By splitting this into multiple tests, we get clear, isolated feedback for each failure. We can use a fixture to provide the UserService instance.

# Proper tests: One concept per test

@pytest.fixture
def user_service():
    return UserService()

def test_register_user_success_returns_user_data(user_service):
    user = user_service.register_user("[email protected]", "securepass123")

    assert user["email"] == "[email protected]"
    assert user["is_active"] is True

def test_register_user_rejects_invalid_email(user_service):
    with pytest.raises(ValueError, match="Invalid email format"):
        user_service.register_user("invalid", "securepass123")

def test_register_user_rejects_short_password(user_service):
    with pytest.raises(ValueError, match="Password too short"):
        user_service.register_user("[email protected]", "short")

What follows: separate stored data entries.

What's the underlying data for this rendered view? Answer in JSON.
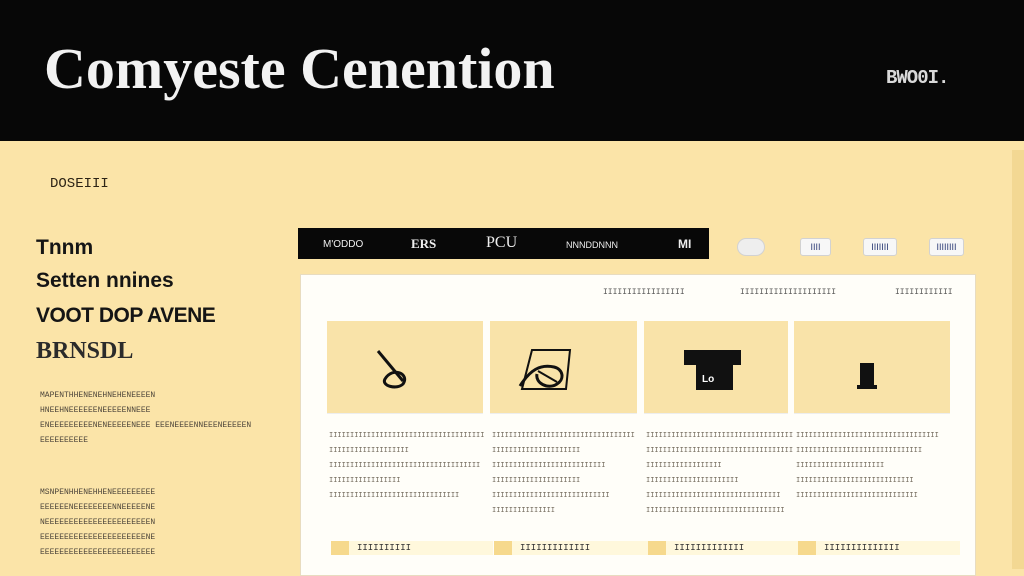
{
  "header": {
    "brand": "Comyeste Cenention",
    "user": "BWO0I."
  },
  "left": {
    "breadcrumb": "DOSEIII",
    "hero": [
      "Tnnm",
      "Setten nnines",
      "VOOT DOP AVENE",
      "BRNSDL"
    ],
    "paragraph1": "MAPENTHHENENEHNEHENEEEEN HNEEHNEEEEEENEEEEENNEEE ENEEEEEEEEENENEEEEENEEE EEENEEEENNEEENEEEEEN EEEEEEEEEE",
    "paragraph2": "MSNPENHHENEHHENEEEEEEEEE EEEEEENEEEEEEEENNEEEEENE NEEEEEEEEEEEEEEEEEEEEEEN EEEEEEEEEEEEEEEEEEEEEENE EEEEEEEEEEEEEEEEEEEEEEEE"
  },
  "nav": {
    "items": [
      "M'ODDO",
      "ERS",
      "PCU",
      "NNNDDNNN",
      "MI"
    ],
    "pills": [
      "",
      "IIII",
      "IIIIIII",
      "IIIIIIII"
    ]
  },
  "filters": [
    "IIIIIIIIIIIIIIIII",
    "IIIIIIIIIIIIIIIIIIII",
    "IIIIIIIIIIII"
  ],
  "cards": [
    {
      "icon": "quill-icon",
      "text": [
        "IIIIIIIIIIIIIIIIIIIIIIIIIIIIIIIIIIIII",
        "IIIIIIIIIIIIIIIIIII",
        "IIIIIIIIIIIIIIIIIIIIIIIIIIIIIIIIIIII",
        "IIIIIIIIIIIIIIIII",
        "IIIIIIIIIIIIIIIIIIIIIIIIIIIIIII"
      ],
      "link": "IIIIIIIIII"
    },
    {
      "icon": "hand-icon",
      "text": [
        "IIIIIIIIIIIIIIIIIIIIIIIIIIIIIIIIII",
        "IIIIIIIIIIIIIIIIIIIII",
        "IIIIIIIIIIIIIIIIIIIIIIIIIII",
        "IIIIIIIIIIIIIIIIIIIII",
        "IIIIIIIIIIIIIIIIIIIIIIIIIIII",
        "IIIIIIIIIIIIIII"
      ],
      "link": "IIIIIIIIIIIII"
    },
    {
      "icon": "badge-icon",
      "text": [
        "IIIIIIIIIIIIIIIIIIIIIIIIIIIIIIIIIII",
        "IIIIIIIIIIIIIIIIIIIIIIIIIIIIIIIIIII",
        "IIIIIIIIIIIIIIIIII",
        "IIIIIIIIIIIIIIIIIIIIII",
        "IIIIIIIIIIIIIIIIIIIIIIIIIIIIIIII",
        "IIIIIIIIIIIIIIIIIIIIIIIIIIIIIIIII"
      ],
      "link": "IIIIIIIIIIIII"
    },
    {
      "icon": "book-icon",
      "text": [
        "IIIIIIIIIIIIIIIIIIIIIIIIIIIIIIIIII",
        "IIIIIIIIIIIIIIIIIIIIIIIIIIIIII",
        "IIIIIIIIIIIIIIIIIIIII",
        "IIIIIIIIIIIIIIIIIIIIIIIIIIII",
        "IIIIIIIIIIIIIIIIIIIIIIIIIIIII"
      ],
      "link": "IIIIIIIIIIIIII"
    }
  ]
}
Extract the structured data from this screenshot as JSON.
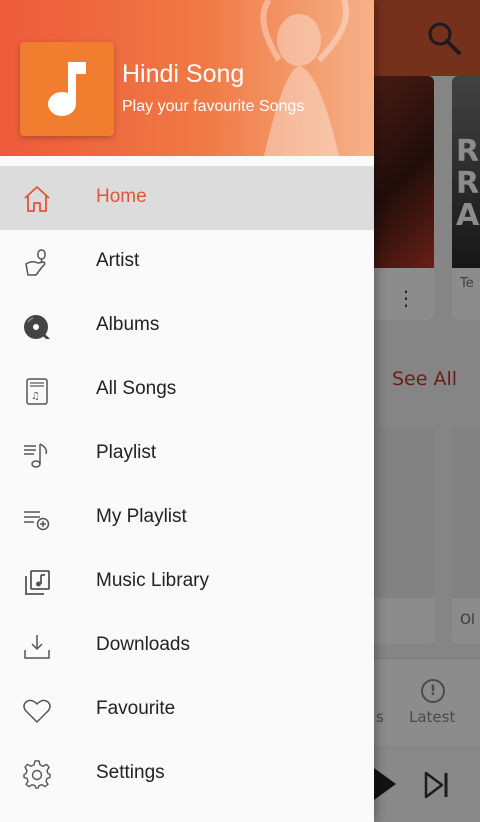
{
  "header": {
    "app_title": "Hindi Song",
    "app_subtitle": "Play your favourite Songs"
  },
  "menu": {
    "active_index": 0,
    "items": [
      {
        "label": "Home",
        "icon": "home-icon"
      },
      {
        "label": "Artist",
        "icon": "artist-icon"
      },
      {
        "label": "Albums",
        "icon": "album-icon"
      },
      {
        "label": "All Songs",
        "icon": "all-songs-icon"
      },
      {
        "label": "Playlist",
        "icon": "playlist-icon"
      },
      {
        "label": "My Playlist",
        "icon": "my-playlist-icon"
      },
      {
        "label": "Music Library",
        "icon": "music-library-icon"
      },
      {
        "label": "Downloads",
        "icon": "downloads-icon"
      },
      {
        "label": "Favourite",
        "icon": "favourite-icon"
      },
      {
        "label": "Settings",
        "icon": "settings-icon"
      }
    ]
  },
  "background": {
    "see_all": "See All",
    "tab_latest": "Latest",
    "tab_partial": "s",
    "card_partial_text": "Te",
    "card_partial_text2": "Ol"
  },
  "colors": {
    "accent": "#e0553a",
    "header_start": "#ee5a3a",
    "header_end": "#f6b28a"
  }
}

...                                                                      [100%]
=================================== Overview ===================================
Passed Tests:
✓ notebook.py::test_register_user_rejects_invalid_email
✓ notebook.py::test_register_user_rejects_short_password
✓ notebook.py::test_register_user_success_returns_user_data

Summary:
Total: 3, Passed: 3, Failed: 0, Errors: 0, Skipped: 0

Anti-Pattern 5: State Leakage / The "Order-Dependent" Test

Tests that modify global state (like environment variables, singletons, or class-level variables) without restoring it can cause subsequent tests to fail mysteriously depending on the order they are run. This leads to flaky tests that are incredibly frustrating to debug.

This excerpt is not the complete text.